Homily notes from Saturday Evening, November 7th, after the events of November 5th at Fort Hood:
(Please note, the homily was preached extemporaneously, and these are recollections recorded on Tuesday afterwards.)
Behind me stand 13 crosses and 13 candles, representing 13 people who lost their lives last Thursday at the hand of Major Nidal Malik Hasan. Those of you who were here in 1991 remember Luby’s, and the specter of the same experience looms over us all. It looms because it always hangs over this community. We are a community of warriors, and the prospect of sudden death is never far from us. Everyone knows what it means when the government van pulls up to a house and a chaplain steps out. No one wants it to be their house.
And doubly this time, because this kind of action is not supposed to happen here. It’s supposed to happen over there, far away, and our men and women in uniform are supposed to leave to fight these kinds of things, and here it is in our own back yard. We feel undone.
In tonight’s first reading from Ezra the people of God were undone. Ezra was the King of Persia’s cub-bearer, a Hebrew, who was called to take a remnant of the Hebrews in exile back to the promised land. When he got there the city of God, Jerusalem, and the Temple of God in Jerusalem, lay in ruins. We lay in ruins.

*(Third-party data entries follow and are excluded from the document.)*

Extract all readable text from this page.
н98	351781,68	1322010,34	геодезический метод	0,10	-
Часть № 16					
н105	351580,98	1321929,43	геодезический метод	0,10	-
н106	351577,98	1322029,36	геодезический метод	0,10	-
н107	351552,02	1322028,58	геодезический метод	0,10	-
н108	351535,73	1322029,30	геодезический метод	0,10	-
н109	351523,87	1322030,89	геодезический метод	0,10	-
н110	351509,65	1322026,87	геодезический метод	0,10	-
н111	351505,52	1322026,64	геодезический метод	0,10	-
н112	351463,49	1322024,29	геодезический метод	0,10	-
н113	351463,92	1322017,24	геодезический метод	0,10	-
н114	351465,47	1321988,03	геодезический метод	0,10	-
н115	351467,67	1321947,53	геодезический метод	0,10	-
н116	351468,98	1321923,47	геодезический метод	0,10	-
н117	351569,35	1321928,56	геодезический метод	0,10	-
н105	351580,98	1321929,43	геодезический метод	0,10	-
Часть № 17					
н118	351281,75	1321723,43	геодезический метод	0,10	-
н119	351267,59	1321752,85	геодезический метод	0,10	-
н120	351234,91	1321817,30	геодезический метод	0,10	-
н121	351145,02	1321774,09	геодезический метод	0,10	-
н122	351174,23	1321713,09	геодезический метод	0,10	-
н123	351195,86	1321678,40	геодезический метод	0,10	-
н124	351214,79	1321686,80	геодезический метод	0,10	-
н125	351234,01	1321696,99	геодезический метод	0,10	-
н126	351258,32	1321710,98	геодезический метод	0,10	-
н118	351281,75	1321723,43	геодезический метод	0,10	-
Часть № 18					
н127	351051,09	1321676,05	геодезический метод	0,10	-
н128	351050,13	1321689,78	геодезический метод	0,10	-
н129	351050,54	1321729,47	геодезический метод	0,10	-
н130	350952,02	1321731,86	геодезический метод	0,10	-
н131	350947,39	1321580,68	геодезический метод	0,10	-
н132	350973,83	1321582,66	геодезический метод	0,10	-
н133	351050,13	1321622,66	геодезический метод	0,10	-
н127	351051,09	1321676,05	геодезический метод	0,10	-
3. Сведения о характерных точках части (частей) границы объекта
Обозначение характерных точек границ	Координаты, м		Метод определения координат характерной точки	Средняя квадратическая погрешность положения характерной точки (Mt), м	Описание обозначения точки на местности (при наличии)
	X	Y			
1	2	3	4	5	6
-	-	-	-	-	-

In the second lesson from Revelation of John, we read about an almost dreamlike horror, a city known for its immorality, undone in a day. We are undone.
In tonight’s reading from the Gospel of Matthew the disciples are rowing against the wind across the Sea of Galilee. We are rowing against the wind. The chaotic waters represented to them the chaos that lays always just below the surface of life, it’s the chaos that has broken out into our world today.
I read the Gospel lesson in English and Spanish, and of course in both Jesus comes walking across the waters of chaos and says, “Do not fear, it is I.” In the particular version of Spanish a little nugget is revealed that is hidden in English. In the Spanish it reads not “it is I,” but “I am.” (Not, “soy yo,” but, “yo soy.”) “I AM,” where have we heard that before? Moses, standing before the God of his fathers in the burning bush, running from Pharaoh and his past life, hears God appear and give him His name as “I AM.” When Jesus walks across the chaos of life into the boat and the hearts of the disciples He declares that “I AM” has shown up.
And that is our hope this day. In the midst of our chaos God has shown up. He has not abandoned us to the power of evil. He has not skipped out when we needed Him most. He walks with us through these dark days, giving us grace for the moments and peace in the midst of trouble. What is more, He gives us the grace to reach out to others who have not our hope and care for them.
Yes, this is Good Friday, but Sunday is coming. In that hope care for those around you, and let me care for you!